Neu Gestalt: Weightless Hours
Alex Tronic Records

Three years in the making, Les Scott's second Neu Gestalt album, Weightless Hours, covers an ample amount of ground in its twelve tracks, among them trip-hop, funk, and IDM-electronica. But, above all else, Scott is very much the electroacoustic sound scientist, with the material speaking strongly in favour of his attention to detail and sensitivity to texture. A case in point is the opening piece, “Toxicology,” which sprinkles its melancholy blend of IDM-electronica and sound-sculpting with field recordings (water dribble), acoustic piano playing, strings, and the exotic wheeze of a shakuhachi. But it's the next piece that is perhaps most revealing: in title and style, “Abandoned Cities” suggests that Neu Gestalt's music could legitimately be seen as perpetuating the fourth world tradition associated with figures such as Jon Hassell and David Toop; it wouldn't be hard to see their respective albums Fourth World Vol. 1 - Possible Musics, Hassell's 1980 collaboration with Eno, and Toop's 1997 release Spirit World as templates for Weightless Hours. It's interesting, too, that one of the album tracks is titled “Sub Rosa,” given that one also could easily imagine the release being issued by Sub Rosa, a label well known for exotic open-mindedness.

The album's material can sometimes seem like ambient music, given the ease with which it merges with the background in its most atmospheric moments. But a closer listen reveals that tracks such as “Saturn Park,” “Winter,” and “On Haunted Shores” include a wealth of detail that rewards one's full attention.
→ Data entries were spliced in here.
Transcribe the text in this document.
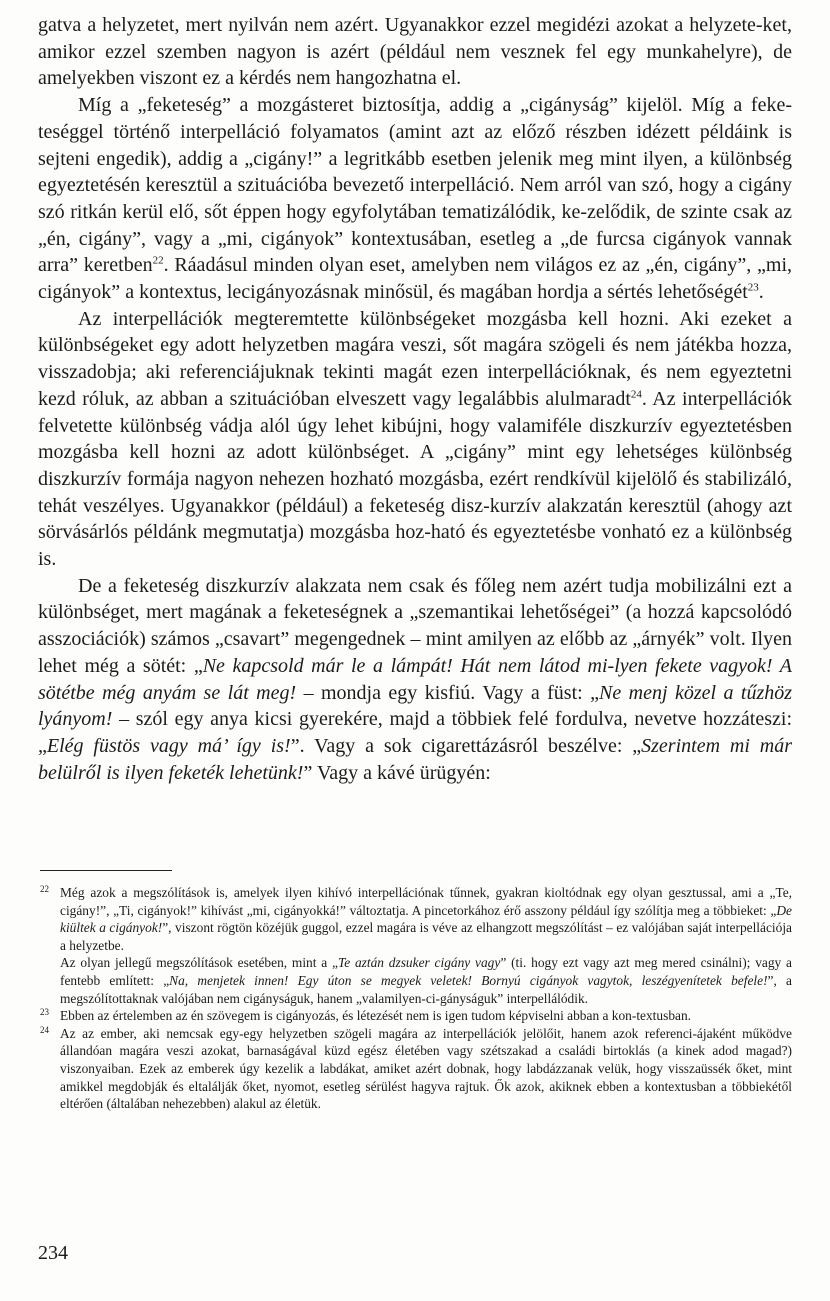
gatva a helyzetet, mert nyilván nem azért. Ugyanakkor ezzel megidézi azokat a helyzete-ket, amikor ezzel szemben nagyon is azért (például nem vesznek fel egy munkahelyre), de amelyekben viszont ez a kérdés nem hangozhatna el.

Míg a „feketeség” a mozgásteret biztosítja, addig a „cigányság” kijelöl. Míg a feke-teséggel történő interpelláció folyamatos (amint azt az előző részben idézett példáink is sejteni engedik), addig a „cigány!” a legritkább esetben jelenik meg mint ilyen, a különbség egyeztetésén keresztül a szituációba bevezető interpelláció. Nem arról van szó, hogy a cigány szó ritkán kerül elő, sőt éppen hogy egyfolytában tematizálódik, ke-zelődik, de szinte csak az „én, cigány”, vagy a „mi, cigányok” kontextusában, esetleg a „de furcsa cigányok vannak arra” keretben$^{22}$. Ráadásul minden olyan eset, amelyben nem világos ez az „én, cigány”, „mi, cigányok” a kontextus, lecigányozásnak minősül, és magában hordja a sértés lehetőségét$^{23}$.

Az interpellációk megteremtette különbségeket mozgásba kell hozni. Aki ezeket a különbségeket egy adott helyzetben magára veszi, sőt magára szögeli és nem játékba hozza, visszadobja; aki referenciájuknak tekinti magát ezen interpellációknak, és nem egyeztetni kezd róluk, az abban a szituációban elveszett vagy legalábbis alulmaradt$^{24}$. Az interpellációk felvetette különbség vádja alól úgy lehet kibújni, hogy valamiféle diszkurzív egyeztetésben mozgásba kell hozni az adott különbséget. A „cigány” mint egy lehetséges különbség diszkurzív formája nagyon nehezen hozható mozgásba, ezért rendkívül kijelölő és stabilizáló, tehát veszélyes. Ugyanakkor (például) a feketeség disz-kurzív alakzatán keresztül (ahogy azt sörvásárlós példánk megmutatja) mozgásba hoz-ható és egyeztetésbe vonható ez a különbség is.

De a feketeség diszkurzív alakzata nem csak és főleg nem azért tudja mobilizálni ezt a különbséget, mert magának a feketeségnek a „szemantikai lehetőségei” (a hozzá kapcsolódó asszociációk) számos „csavart” megengednek – mint amilyen az előbb az „árnyék” volt. Ilyen lehet még a sötét: „Ne kapcsold már le a lámpát! Hát nem látod mi-lyen fekete vagyok! A sötétbe még anyám se lát meg! – mondja egy kisfiú. Vagy a füst: „Ne menj közel a tűzhöz lyányom! – szól egy anya kicsi gyerekére, majd a többiek felé fordulva, nevetve hozzáteszi: „Elég füstös vagy má’ így is!”. Vagy a sok cigarettázásról beszélve: „Szerintem mi már belülről is ilyen feketék lehetünk!” Vagy a kávé ürügyén:

22 Még azok a megszólítások is, amelyek ilyen kihívó interpellációnak tűnnek, gyakran kioltódnak egy olyan gesztussal, ami a „Te, cigány!”, „Ti, cigányok!” kihívást „mi, cigányokká!” változtatja. A pincetorkához érő asszony például így szólítja meg a többieket: „De kiültek a cigányok!”, viszont rögtön közéjük guggol, ezzel magára is véve az elhangzott megszólítást – ez valójában saját interpellációja a helyzetbe.

Az olyan jellegű megszólítások esetében, mint a „Te aztán dzsuker cigány vagy” (ti. hogy ezt vagy azt meg mered csinálni); vagy a fentebb említett: „Na, menjetek innen! Egy úton se megyek veletek! Bornyú cigányok vagytok, leszégyenítetek befele!”, a megszólítottaknak valójában nem cigányságuk, hanem „valamilyen-ci-gányságuk” interpellálódik.

23 Ebben az értelemben az én szövegem is cigányozás, és létezését nem is igen tudom képviselni abban a kon-textusban.

24 Az az ember, aki nemcsak egy-egy helyzetben szögeli magára az interpellációk jelölőit, hanem azok referenci-ájaként működve állandóan magára veszi azokat, barnaságával küzd egész életében vagy szétszakad a családi birtoklás (a kinek adod magad?) viszonyaiban. Ezek az emberek úgy kezelik a labdákat, amiket azért dobnak, hogy labdázzanak velük, hogy visszaüssék őket, mint amikkel megdobják és eltalálják őket, nyomot, esetleg sérülést hagyva rajtuk. Ők azok, akiknek ebben a kontextusban a többiekétől eltérően (általában nehezebben) alakul az életük.

234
The echo of a pinging percussion instrument, the tinkle of piano, the near-subliminal scratch of a turntable, the flutter of processed sound textures, the incorporation of field-recorded train and water sounds—consistent with the very definition of gestalt, all such elements coalesce to form richly evocative moodscapes of intricate design. In addition, Scott often manipulates an instrument's natural timbre until it's rendered unrecognizable; fretless bass, for instance, is present on the album but almost invisibly, appearing as sliding harmonic motifs in “Sheltering Skies” and in fragmented form elsewhere. Scott hasn't entirely shaken off the electronica style of his previous work, as is made clear by the Kraftwerk-styled synths in “Curtain of Rust” (even if the track also ventures into gamelan territory). Such material clearly shows how much Scott has expanded upon Neu Gestalt's stylistic range in the new album.